Select Services

This section describes some of the services that can be run on a node.

Every installation requires services to manage jobs and applications. ResourceManager and NodeManager manage MapReduce version 2 and other applications that can run on YARN. In addition, HPE Ezmeral Data Fabric requires the ZooKeeper service to coordinate the cluster, and at least one node must run the CLDB service. The WebServer service is required if you want to use the browser-based Control System.

After you install HPE Ezmeral Data Fabric core, you can install ecosystem components that belong to an Ecosystem Pack (EEP). An EEP provides a set of ecosystem components that work together. When a newer version or a revision to a component becomes available, the EEP version is updated to reflect the fact that an update was made. For more information about the ecosystem components available in each EEP and a list of EEPs supported by your HPE Ezmeral Data Fabric cluster version, see Ecosystem Packs (EEPs).

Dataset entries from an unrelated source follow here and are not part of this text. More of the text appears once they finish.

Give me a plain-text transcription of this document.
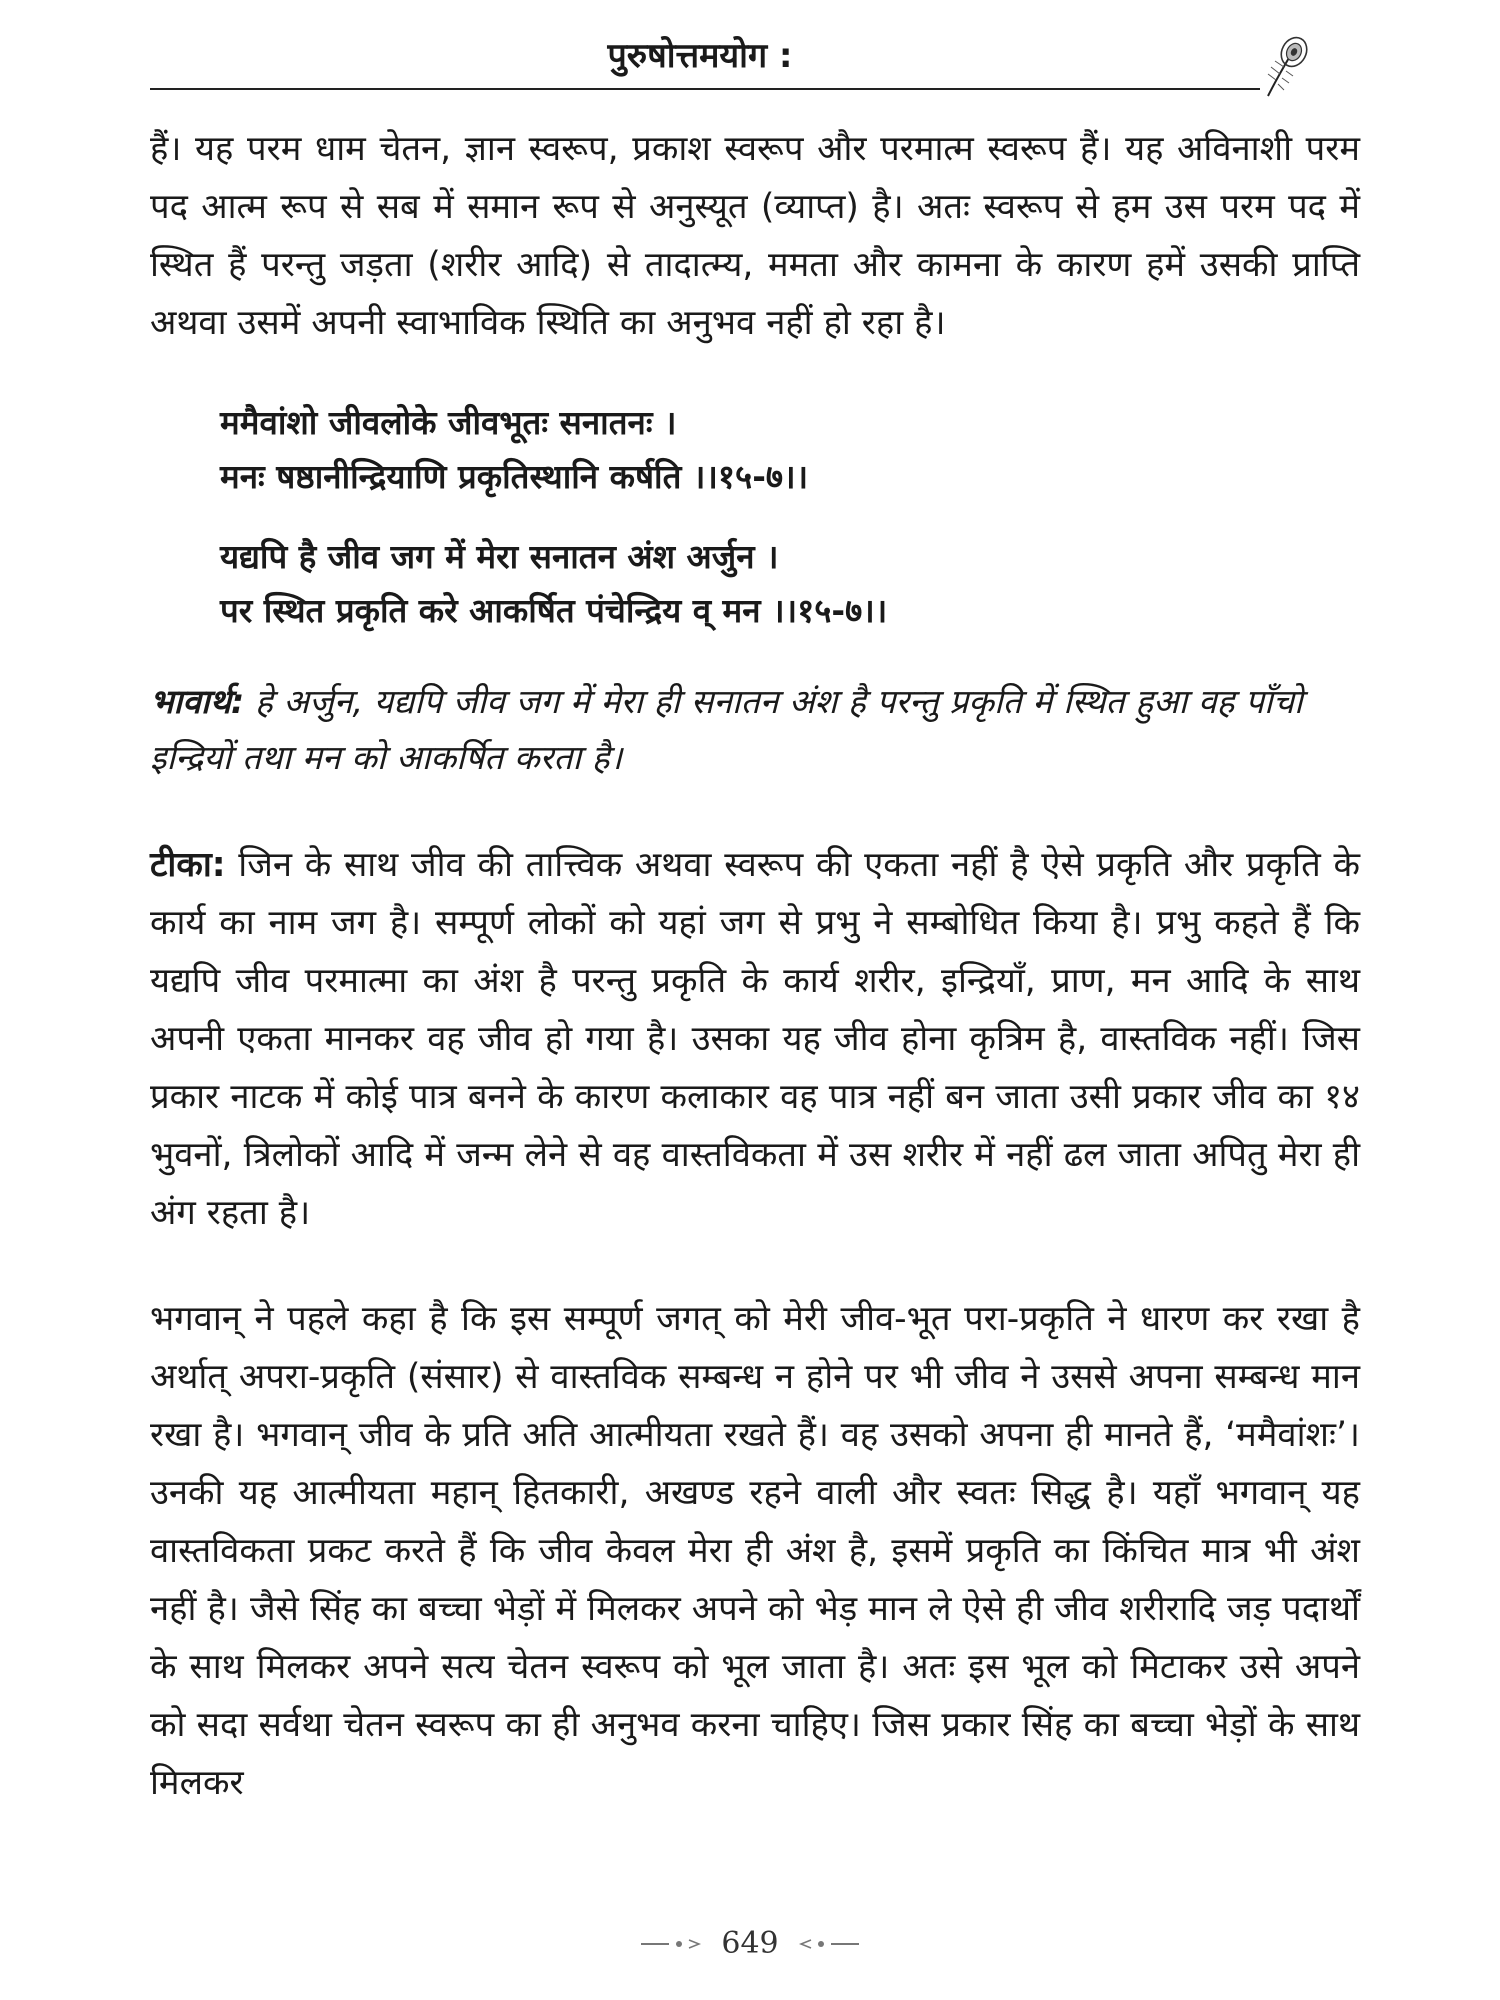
पुरुषोत्तमयोग :

हैं। यह परम धाम चेतन, ज्ञान स्वरूप, प्रकाश स्वरूप और परमात्म स्वरूप हैं। यह अविनाशी परम पद आत्म रूप से सब में समान रूप से अनुस्यूत (व्याप्त) है। अतः स्वरूप से हम उस परम पद में स्थित हैं परन्तु जड़ता (शरीर आदि) से तादात्म्य, ममता और कामना के कारण हमें उसकी प्राप्ति अथवा उसमें अपनी स्वाभाविक स्थिति का अनुभव नहीं हो रहा है।

ममैवांशो जीवलोके जीवभूतः सनातनः ।
मनः षष्ठानीन्द्रियाणि प्रकृतिस्थानि कर्षति ।।१५-७।।
यद्यपि है जीव जग में मेरा सनातन अंश अर्जुन ।
पर स्थित प्रकृति करे आकर्षित पंचेन्द्रिय व् मन ।।१५-७।।

भावार्थ: हे अर्जुन, यद्यपि जीव जग में मेरा ही सनातन अंश है परन्तु प्रकृति में स्थित हुआ वह पाँचो इन्द्रियों तथा मन को आकर्षित करता है।

टीका: जिन के साथ जीव की तात्त्विक अथवा स्वरूप की एकता नहीं है ऐसे प्रकृति और प्रकृति के कार्य का नाम जग है। सम्पूर्ण लोकों को यहां जग से प्रभु ने सम्बोधित किया है। प्रभु कहते हैं कि यद्यपि जीव परमात्मा का अंश है परन्तु प्रकृति के कार्य शरीर, इन्द्रियाँ, प्राण, मन आदि के साथ अपनी एकता मानकर वह जीव हो गया है। उसका यह जीव होना कृत्रिम है, वास्तविक नहीं। जिस प्रकार नाटक में कोई पात्र बनने के कारण कलाकार वह पात्र नहीं बन जाता उसी प्रकार जीव का १४ भुवनों, त्रिलोकों आदि में जन्म लेने से वह वास्तविकता में उस शरीर में नहीं ढल जाता अपितु मेरा ही अंग रहता है।

भगवान् ने पहले कहा है कि इस सम्पूर्ण जगत् को मेरी जीव-भूत परा-प्रकृति ने धारण कर रखा है अर्थात् अपरा-प्रकृति (संसार) से वास्तविक सम्बन्ध न होने पर भी जीव ने उससे अपना सम्बन्ध मान रखा है। भगवान् जीव के प्रति अति आत्मीयता रखते हैं। वह उसको अपना ही मानते हैं, ‘ममैवांशः’। उनकी यह आत्मीयता महान् हितकारी, अखण्ड रहने वाली और स्वतः सिद्ध है। यहाँ भगवान् यह वास्तविकता प्रकट करते हैं कि जीव केवल मेरा ही अंश है, इसमें प्रकृति का किंचित मात्र भी अंश नहीं है। जैसे सिंह का बच्चा भेड़ों में मिलकर अपने को भेड़ मान ले ऐसे ही जीव शरीरादि जड़ पदार्थों के साथ मिलकर अपने सत्य चेतन स्वरूप को भूल जाता है। अतः इस भूल को मिटाकर उसे अपने को सदा सर्वथा चेतन स्वरूप का ही अनुभव करना चाहिए। जिस प्रकार सिंह का बच्चा भेड़ों के साथ मिलकर

649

The following table shows some of the services that can be run on a node:

Service Category Service

Description

Management Warden Warden runs on every node, coordinating the node's contribution to the cluster. Warden is also responsible for managing the service state and its resource allocations on that node.
YARN NodeManager Hadoop YARN NodeManager service. The NodeManager manages node resources and monitors the health of the node. It works with the ResourceManager to manage YARN containers that run on the node.
HPE Ezmeral Data Fabric Core FileServer FileServer is the HPE Ezmeral Data Fabric service that manages disk storage for file system and HPE Ezmeral Data Fabric Database on each node.
HPE Ezmeral Data Fabric Core CLDB Maintains the container location database (CLDB) (CLDB) service. The CLDB service coordinates data storage services among file system file server nodes, and access across HPE Ezmeral Data Fabric NFS gateways, and HPE Ezmeral Data Fabric clients.
HPE Ezmeral Data Fabric Core NFS Provides read-write HPE Ezmeral Data Fabric Direct Access NFS™ access to the cluster, with full support for concurrent read and write access.
Storage MapR HBase Client Provides access to HPE Ezmeral Data Fabric Database binary tables via HBase APIs. Required on all nodes that will access table data in file system, typically all edge nodes for accessing table data. HBase API can also be accessed through the HBase Thrift and Rest Gateways.
YARN ResourceManager Hadoop YARN ResourceManager service. The ResourceManager manages cluster resources, and tracks resource usage and node health.
Management ZooKeeper Internal service. Enables high availability (HA) and fault tolerance for HPE Ezmeral Data Fabric clusters by providing coordination.
YARN HistoryServer Archives MapReduce application metrics and metadata.
Management Web Server Contains static Control System user interface pages.
Management Apiserver Allows you to perform cluster administration programmatically, and supports the Control System (see Setting Up the Control System).
OJAI Distributed Query Service Drill Provides the distributed query service powered by Apache Drill for HPE Ezmeral Data Fabric Database JSON. Supports the following functionality:
  • Advanced secondary index selection
  • Sorts on large data sets
  • Parallel query execution
See OJAI Distributed Query Service for more details about the service.
Application Hue Hue is the Hadoop User Interface that interacts with Apache Hadoop and its ecosystem components, such as Hive, Pig, and Oozie. It also provides interactive notebook access to Spark through Livy.
Application Hive Hive is a data warehouse engine that supports SQL-like adhoc querying and data summarization.
Application HCatalog HCatalog provides applications with a table view of the file system layer of the cluster, expanding your options from read/write data streams to add-[Hive]-table operations such as get row and store row.
Application Cascading Cascading is an application framework for analyzing and managing big data.
Application Spark Spark is a processing engine for large datasets. While it can be deployed locally or standalone, the recommended deployment is on YARN. The application timeline server component provides a historical view of query details.
Application Airflow Apache Airflow is a tool that helps you to author, schedule, or monitor workflows or data pipelines.
Application Ranger Apache Ranger is a framework to enable, monitor and manage data security across the Hadoop platform in the HPE Ezmeral Data Fabric. Ranger provides centralized security administration and fine-grain access control for user access within Apache Hadoop, Apache Hive, Apache HBase, and other Apache components.
Application NiFi Apache NiFi is a dataflow system based on the concepts of flow-based programming. Apache NiFi supports powerful and scalable directed graphs of data routing, transformation, and system mediation logic. NiFi has a web-based user interface for the design, control, feedback, and monitoring of dataflows.
Application OTel OTel is an observability framework that allows you to instrument, generate, collect, and export telemetry data.
Application Zeppelin Apache Zeppelin is an open source, Web-based data-science notebook. You can use it with Data Fabric components to conduct data discovery, ETL, machine learning, and data visualization.